Overall, VNS has been shown to be relatively safe with few side effects. In fact, although the efficacy of VNS may not be any greater than a new antiepileptic drug, a major advantage of the VNS may be that it allows a patient’s medications to be reduced, thus decreasing the side effects from those medications. General risks associated with any surgery exist with implantation of the VNS but are rare, including infection, bleeding, and problems with anesthesia. Hoarseness and throat pain felt when the stimulation is on are the most common reported side effects, affecting up to a third of patients. Of theoretical concern are cardiac side effects, but there has been no evidence of significant effects on the heart.

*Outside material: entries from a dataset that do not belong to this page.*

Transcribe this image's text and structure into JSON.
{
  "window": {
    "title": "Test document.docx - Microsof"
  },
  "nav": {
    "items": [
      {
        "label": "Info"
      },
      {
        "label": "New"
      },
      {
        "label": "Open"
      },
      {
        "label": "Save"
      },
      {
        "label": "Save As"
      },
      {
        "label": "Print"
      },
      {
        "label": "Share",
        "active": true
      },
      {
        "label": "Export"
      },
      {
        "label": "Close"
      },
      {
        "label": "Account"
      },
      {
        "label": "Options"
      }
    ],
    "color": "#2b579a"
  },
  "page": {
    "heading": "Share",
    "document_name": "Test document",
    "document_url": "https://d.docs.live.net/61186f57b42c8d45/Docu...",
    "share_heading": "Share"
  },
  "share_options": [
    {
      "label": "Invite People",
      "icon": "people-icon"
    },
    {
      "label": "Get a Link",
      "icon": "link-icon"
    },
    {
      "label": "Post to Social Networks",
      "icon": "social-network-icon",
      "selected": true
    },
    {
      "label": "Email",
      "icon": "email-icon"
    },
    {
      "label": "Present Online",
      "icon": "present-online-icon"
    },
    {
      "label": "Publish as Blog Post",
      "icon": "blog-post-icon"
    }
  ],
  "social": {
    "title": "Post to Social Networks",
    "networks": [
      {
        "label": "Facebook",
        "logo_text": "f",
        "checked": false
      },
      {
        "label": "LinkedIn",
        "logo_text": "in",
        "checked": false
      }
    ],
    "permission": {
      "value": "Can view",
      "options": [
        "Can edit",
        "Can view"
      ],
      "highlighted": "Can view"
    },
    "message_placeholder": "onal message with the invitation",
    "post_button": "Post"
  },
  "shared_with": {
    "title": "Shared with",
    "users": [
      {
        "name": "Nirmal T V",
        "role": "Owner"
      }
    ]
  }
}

VNS represents a novel treatment for patients with epilepsy, the mechanism of action of which is poorly understood. It has been used most extensively in adults with intractable partial epilepsy, but may also have a role in other types of epilepsy. The efficacy of VNS is probably comparable to that of most antiepileptic drugs. VNS is unlikely to make an intractable patient completely seizure-free. However, the relative lack of side effects may make VNS advantageous over antiepileptic drugs in some situations.

Selected References

  • Fisher RS, Krauss GL, Ramsay E, Laxer K, Gates J. Assessment of vagus nerve stimulation for epilepsy: Report of the Therapeutics and Technology Assessment Subcommittee of the American Academy of Neurology. Neurology 1997;49:293-297.
  • Fisher RS, Handforth A. Reassessment: vagus nerve stimulation for epilepsy. A Report of the Therapeutics and Technology Assessment Subcommittee of the American Academy of Neurology. Neurology 1999;53:666-669.
  • Handforth A, DeGiorgio CM, Schachter SC, et al. Vagus nerve stimulation therapy for partial-onset seizures. A randomized active-control trial. Neurology 1998;51:48-55.
  • Morris GL, Mueller WM, Vagus Nerve Stimulation Study Group E01-E05. Long-term treatment with vagus nerve stimulation in patients with refractory epilepsy. Neurology 1999;53:1731-1735.
  • Vagus Nerve Stimulation Study Group. A randomized controlled trial of chronic vagus nerve stimulation for treatment of medically intractable seizures. Neurology 1995;45:224-230.